A Study of Sound Expression in Webtoon (웹툰의 사운드 표현에 관한 연구)

  • Mok, Hae Jung
    • Cartoon and Animation Studies
    • /
    • s.36
    • /
    • pp.469-491
    • /
    • 2014
  • Webtoon has developed the method that makes it possible to express sound visually. Also we can also hear sound in webtoon through the development of web technology. It is natural that we analyze the sound that we can hear, but we can also analyze the sound that we can not hear. This study is based on 'dual code' in cognitive psychology. Cartoonists can make visual expression on the basis of auditive impression and memory, and readers can recall the sound through the process of memory and memory-retrieval. This study analyzes both audible sound and inaudable sound. Concise analysis owes the method to film sound theory. Three main factor, Volume, pitch, and tone are recognized by frequency in acoustics. On the other hand they are expressed by the thickness and site of line and image of sound source. The visual expression of in screen sound and off screen sound is related to the frame of comics. Generally the outside of frame means off sound, but some off sound is in the frame. In addition, horror comics use much sound for the effect of genre like horror film. When analyzing comics sound using this kinds of the method film sound analysis, we can find that webtoon has developed creative expression method comparing with simple ones of early comics.
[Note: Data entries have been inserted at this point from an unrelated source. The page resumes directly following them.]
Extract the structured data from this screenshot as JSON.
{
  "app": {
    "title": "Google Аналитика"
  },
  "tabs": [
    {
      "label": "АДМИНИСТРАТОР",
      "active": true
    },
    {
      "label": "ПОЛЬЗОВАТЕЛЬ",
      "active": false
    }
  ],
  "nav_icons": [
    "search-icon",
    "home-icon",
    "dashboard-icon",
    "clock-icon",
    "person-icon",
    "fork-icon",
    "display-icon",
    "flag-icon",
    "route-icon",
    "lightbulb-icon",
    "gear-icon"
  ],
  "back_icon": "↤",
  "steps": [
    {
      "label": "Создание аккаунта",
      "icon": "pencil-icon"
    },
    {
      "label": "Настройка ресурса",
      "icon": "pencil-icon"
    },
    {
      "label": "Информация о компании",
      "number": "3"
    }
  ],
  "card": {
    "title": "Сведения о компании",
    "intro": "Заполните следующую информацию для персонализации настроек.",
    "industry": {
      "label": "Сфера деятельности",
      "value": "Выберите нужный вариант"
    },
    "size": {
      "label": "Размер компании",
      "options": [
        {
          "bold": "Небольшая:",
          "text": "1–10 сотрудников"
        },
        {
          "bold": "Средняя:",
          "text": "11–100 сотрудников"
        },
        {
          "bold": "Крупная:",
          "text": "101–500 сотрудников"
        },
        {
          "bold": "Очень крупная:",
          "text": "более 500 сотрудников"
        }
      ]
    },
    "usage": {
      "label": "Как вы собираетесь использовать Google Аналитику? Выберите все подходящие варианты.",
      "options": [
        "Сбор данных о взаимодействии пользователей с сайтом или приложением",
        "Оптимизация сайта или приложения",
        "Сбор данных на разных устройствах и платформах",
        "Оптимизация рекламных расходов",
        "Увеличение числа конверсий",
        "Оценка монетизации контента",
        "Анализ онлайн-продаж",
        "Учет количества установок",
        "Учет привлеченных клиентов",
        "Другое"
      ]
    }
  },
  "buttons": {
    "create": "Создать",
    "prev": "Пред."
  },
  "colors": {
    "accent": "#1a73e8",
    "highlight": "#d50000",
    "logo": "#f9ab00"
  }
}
Especially arranging frames and expressing sound following and vertical moving are new ones in webtoon. Also types and arrangement of frame has been varied. BGM is the first in using audible sound and recently BGM composed mixing sound effect is being used. In addition, the program which makes it possible for readers to hear sound according to scroll moving. Especially horror genre raise the genre effects using this technology. Various methods of visualizing sound are being created, and the change shows that webtoon could be the model of convergence in contents.